Kathryn J. Moore, PhD

Dr. Moore co-led the study alongside Chiara Giannarelli, MD, PhD, associate professor in the Leon H. Charney Division of Cardiology.

CCR7+FSCN1+ Dendritic Cells: A Central Hub

In patients treated with ICIs, immune-related adverse events (irAEs) are common and often necessitate discontinuation. When focusing on irAEs affecting the heart, past studies have shown that approximately 10 percent of patients undergoing ICI treatment experience a major adverse cardiovascular event (MACE). However, the underlying mechanisms remain unclear.

To explore this issue, the research team led by Dr. Moore and Dr. Giannarelli investigated how immune checkpoint inhibitors, drugs which reactivate T cells to kill cancer cells, interact with immune cells within arterial plaques.

Using single-cell RNA sequencing of immune cells from atherosclerotic plaques—either carotid or coronary—the researchers determined that most T cells within these plaques can be directly influenced by FDA-approved ICIs targeting PD-1, CTLA-4, and LAG3.

Notably, CCR7+FSCN1+ dendritic cells, similar to those found in the tumor microenvironment, were identified as key mediators of the immune response to ICIs within plaques.

These cells, which make up about 0.7 percent of plaque myeloid cells, express multiple checkpoint molecules targeted by approved and investigational cancer therapies. The researchers found that this cell type became more prevalent following PD-1 or CTLA-4 inhibition. And their cell responses were linked with T cell activation, enhanced cytotoxity and proliferation—key players in the pathogenesis of atherosclerosis.

“Our findings provide new insight into how a class of drugs intended to reactivate immune response to tumors can also prompt a heightened immune response in arteries.”

Chiara Giannarelli, MD, PhD

“Our findings provide new insight into how a class of drugs intended to reactivate immune response to tumors can also prompt a heightened immune response in arteries and increase risk of heart disease,” says Dr. Giannarelli.

T2D and Lipid-Lowering Reshapes Checkpoint Landscape

The investigators also explored how type 2 diabetes, a known risk factor for both cancer and heart disease, may make those with atherosclerosis even more vulnerable to irAEs.

As part of the study, the team assessed immune checkpoint expression in arterial tissue collected from patients both with or without diabetes. The results showed that in patients with diabetes the communication between immune cells, mediated by immune checkpoints, is reduced. The decrease of this brake on the immune system can prompt increased inflammation and cardiovascular disease risk in diabetes.

Other experiments further revealed that lipid-lowering therapies commonly prescribed in patients to reduce plaque buildup and inflammation can restore beneficial immune cell communications. Indeed, the researchers’ experiments in rodents confirmed that such lipid lowering boosts communication between immune checkpoints within atherosclerotic arteries, thereby reducing plaque inflammation.
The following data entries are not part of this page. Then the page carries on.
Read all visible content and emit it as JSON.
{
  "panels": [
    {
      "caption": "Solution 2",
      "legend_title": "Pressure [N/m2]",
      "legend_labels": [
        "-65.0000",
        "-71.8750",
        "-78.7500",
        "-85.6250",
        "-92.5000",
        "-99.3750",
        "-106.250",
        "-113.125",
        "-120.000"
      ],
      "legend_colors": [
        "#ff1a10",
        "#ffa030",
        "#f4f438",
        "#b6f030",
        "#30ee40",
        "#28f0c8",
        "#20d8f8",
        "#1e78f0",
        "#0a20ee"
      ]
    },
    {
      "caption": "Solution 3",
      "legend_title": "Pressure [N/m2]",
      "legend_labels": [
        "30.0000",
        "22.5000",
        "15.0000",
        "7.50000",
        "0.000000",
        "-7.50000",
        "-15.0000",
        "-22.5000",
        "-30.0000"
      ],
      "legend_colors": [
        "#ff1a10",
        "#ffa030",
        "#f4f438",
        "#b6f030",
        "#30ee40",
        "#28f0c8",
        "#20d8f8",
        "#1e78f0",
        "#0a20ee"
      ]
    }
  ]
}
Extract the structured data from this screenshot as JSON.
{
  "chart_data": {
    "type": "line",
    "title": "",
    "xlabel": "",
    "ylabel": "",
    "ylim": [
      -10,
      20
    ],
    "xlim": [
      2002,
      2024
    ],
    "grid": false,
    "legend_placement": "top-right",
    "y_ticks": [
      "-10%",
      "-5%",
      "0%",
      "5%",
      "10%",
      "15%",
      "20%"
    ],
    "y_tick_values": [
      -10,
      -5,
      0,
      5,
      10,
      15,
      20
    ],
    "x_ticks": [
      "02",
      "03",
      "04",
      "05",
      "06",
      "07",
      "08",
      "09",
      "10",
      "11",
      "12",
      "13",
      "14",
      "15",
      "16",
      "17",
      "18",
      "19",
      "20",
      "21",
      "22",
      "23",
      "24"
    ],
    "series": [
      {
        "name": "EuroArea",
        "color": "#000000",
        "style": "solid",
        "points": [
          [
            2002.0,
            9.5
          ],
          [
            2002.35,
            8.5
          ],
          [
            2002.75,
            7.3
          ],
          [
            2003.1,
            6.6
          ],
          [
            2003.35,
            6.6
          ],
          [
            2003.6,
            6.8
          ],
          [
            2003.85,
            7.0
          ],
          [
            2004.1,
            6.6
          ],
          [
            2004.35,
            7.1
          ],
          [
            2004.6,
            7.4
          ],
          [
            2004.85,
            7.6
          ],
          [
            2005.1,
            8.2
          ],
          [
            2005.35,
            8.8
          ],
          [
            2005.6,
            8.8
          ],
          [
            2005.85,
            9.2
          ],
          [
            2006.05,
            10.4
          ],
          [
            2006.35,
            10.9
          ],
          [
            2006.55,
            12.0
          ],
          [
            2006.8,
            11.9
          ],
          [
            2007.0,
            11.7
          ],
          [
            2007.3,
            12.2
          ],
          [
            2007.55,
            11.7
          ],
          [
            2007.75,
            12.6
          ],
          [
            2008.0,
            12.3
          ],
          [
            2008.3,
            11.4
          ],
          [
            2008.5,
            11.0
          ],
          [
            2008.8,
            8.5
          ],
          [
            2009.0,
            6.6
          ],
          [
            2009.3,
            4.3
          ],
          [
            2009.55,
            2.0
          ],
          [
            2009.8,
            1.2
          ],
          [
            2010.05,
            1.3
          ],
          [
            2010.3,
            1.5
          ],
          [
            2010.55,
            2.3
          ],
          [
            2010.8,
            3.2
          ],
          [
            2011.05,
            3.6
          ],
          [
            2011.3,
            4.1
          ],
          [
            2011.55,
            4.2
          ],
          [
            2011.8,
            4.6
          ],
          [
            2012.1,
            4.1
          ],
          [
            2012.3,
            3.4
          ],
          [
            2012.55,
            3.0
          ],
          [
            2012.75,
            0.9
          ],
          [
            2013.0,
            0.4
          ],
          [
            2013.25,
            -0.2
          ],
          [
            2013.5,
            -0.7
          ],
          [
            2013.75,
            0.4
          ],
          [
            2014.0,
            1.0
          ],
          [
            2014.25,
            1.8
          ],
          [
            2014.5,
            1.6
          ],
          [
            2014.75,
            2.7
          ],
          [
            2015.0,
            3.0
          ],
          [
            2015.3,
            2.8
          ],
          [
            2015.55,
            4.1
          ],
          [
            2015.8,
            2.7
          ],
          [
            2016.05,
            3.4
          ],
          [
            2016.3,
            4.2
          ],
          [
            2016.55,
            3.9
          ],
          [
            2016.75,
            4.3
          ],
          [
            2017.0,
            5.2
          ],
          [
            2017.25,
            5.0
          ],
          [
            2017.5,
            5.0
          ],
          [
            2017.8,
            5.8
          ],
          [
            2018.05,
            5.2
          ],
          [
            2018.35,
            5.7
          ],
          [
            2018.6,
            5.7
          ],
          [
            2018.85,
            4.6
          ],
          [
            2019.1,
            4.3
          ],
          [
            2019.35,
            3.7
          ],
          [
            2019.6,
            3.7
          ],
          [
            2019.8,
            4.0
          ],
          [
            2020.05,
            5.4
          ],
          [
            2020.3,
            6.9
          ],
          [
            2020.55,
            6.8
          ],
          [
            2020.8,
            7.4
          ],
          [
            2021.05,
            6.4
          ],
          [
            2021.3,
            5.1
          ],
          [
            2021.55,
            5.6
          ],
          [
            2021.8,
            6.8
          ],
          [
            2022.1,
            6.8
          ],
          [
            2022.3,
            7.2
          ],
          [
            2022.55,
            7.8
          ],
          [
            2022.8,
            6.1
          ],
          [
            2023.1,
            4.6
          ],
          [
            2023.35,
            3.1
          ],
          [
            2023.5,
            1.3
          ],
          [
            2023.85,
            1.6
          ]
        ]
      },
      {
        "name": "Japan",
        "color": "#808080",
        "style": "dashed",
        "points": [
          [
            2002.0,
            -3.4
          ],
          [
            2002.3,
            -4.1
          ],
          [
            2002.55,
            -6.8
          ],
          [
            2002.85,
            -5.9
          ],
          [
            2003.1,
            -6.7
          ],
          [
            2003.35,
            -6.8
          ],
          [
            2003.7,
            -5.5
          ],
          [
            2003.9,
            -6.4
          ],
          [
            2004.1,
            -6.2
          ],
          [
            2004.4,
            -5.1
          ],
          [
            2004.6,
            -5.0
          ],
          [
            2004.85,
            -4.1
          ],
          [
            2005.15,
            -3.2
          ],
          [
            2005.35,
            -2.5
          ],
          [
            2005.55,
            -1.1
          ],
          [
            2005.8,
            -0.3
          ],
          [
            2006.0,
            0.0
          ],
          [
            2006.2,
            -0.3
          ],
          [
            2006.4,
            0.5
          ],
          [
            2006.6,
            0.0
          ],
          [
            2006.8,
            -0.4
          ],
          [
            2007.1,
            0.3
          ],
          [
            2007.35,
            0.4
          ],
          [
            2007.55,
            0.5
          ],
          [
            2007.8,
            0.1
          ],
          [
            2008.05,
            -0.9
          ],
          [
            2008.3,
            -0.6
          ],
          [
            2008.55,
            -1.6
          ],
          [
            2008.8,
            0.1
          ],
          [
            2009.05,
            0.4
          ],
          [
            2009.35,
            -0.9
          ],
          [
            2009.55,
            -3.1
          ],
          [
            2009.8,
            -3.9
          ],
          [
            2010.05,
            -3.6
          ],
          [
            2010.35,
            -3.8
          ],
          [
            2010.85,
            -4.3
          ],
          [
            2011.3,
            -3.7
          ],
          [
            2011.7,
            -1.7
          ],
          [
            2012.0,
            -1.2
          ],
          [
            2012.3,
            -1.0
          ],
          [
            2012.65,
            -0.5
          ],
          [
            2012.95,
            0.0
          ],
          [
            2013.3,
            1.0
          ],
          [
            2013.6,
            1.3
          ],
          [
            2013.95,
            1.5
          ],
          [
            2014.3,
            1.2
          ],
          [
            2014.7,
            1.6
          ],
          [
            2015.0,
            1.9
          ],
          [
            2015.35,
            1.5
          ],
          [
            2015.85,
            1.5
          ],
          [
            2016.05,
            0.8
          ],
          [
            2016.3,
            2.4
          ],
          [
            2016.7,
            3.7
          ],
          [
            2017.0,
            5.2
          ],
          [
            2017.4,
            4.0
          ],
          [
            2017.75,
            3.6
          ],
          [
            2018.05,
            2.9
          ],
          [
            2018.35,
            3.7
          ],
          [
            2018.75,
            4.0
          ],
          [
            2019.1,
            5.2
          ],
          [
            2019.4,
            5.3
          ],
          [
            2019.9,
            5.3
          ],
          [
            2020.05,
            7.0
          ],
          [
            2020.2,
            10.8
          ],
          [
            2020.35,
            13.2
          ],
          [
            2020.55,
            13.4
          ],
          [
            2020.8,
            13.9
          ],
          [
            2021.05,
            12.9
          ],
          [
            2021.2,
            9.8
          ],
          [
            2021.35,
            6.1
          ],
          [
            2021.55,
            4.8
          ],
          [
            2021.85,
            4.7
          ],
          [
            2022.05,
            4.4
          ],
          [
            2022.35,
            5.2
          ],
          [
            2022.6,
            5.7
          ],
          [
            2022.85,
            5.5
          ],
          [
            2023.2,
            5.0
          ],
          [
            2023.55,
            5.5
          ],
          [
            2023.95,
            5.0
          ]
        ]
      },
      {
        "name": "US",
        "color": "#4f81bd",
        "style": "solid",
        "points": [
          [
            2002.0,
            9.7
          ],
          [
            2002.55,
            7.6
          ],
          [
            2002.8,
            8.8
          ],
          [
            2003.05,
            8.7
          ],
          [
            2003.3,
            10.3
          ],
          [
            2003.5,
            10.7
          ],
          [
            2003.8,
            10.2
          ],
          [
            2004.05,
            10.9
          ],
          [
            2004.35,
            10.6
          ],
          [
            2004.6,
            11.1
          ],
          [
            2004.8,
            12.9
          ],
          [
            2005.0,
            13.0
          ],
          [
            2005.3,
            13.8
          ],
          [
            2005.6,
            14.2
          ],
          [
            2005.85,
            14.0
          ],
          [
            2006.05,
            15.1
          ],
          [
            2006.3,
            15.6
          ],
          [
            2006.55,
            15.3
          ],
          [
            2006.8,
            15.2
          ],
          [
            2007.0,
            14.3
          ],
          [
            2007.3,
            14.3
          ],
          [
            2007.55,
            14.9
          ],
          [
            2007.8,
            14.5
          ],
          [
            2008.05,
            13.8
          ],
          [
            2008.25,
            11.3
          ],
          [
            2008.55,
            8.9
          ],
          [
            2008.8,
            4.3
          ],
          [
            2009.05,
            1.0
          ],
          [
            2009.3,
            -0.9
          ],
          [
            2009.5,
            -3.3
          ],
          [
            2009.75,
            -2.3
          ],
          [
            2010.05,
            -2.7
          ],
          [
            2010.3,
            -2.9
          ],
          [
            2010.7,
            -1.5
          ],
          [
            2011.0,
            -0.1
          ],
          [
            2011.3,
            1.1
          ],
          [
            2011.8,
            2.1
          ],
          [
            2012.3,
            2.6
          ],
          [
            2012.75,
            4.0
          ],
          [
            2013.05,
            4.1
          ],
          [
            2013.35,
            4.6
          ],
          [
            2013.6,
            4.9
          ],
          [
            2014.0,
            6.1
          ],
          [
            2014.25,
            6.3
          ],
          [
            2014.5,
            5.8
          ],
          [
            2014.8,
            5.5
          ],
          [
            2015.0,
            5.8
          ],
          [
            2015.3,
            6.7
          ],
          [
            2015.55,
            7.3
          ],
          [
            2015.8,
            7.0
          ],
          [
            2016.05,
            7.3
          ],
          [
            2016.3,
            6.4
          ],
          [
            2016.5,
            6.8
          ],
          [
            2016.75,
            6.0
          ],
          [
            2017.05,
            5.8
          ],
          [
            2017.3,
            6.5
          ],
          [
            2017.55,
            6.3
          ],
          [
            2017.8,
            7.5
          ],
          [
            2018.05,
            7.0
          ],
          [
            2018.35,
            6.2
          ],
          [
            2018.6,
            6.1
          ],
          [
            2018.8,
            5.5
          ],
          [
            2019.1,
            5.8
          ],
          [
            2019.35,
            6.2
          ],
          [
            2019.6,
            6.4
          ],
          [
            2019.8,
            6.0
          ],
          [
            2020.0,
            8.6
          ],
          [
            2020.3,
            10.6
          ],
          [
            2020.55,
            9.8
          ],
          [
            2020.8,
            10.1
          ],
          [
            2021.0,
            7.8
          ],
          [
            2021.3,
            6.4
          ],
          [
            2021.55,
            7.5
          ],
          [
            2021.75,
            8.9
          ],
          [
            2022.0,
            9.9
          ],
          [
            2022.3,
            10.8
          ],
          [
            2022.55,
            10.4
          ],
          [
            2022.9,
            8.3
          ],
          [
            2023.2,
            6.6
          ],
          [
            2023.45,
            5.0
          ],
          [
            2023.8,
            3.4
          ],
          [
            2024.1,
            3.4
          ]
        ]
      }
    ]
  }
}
In patients with cancer the anti-inflammatory benefits of fat reduction may mitigate the negative effects of blocking immune checkpoints.

Shaping Safer ICIs

Collectively the work sets the stage for designing ICI strategies that minimize cardiovascular disease risk in survivors of cancer.

The authors also say that building comprehensive maps of the immune checkpoint interactome in other organs or disease states is an important next step in designing ICI treatments that reduce irAEs.

“Now that we have a better understanding of the interplay between these diseases,” says Dr. Moore, “we can begin to explore new strategies to lower the risk of unintended health concerns caused by their treatment.”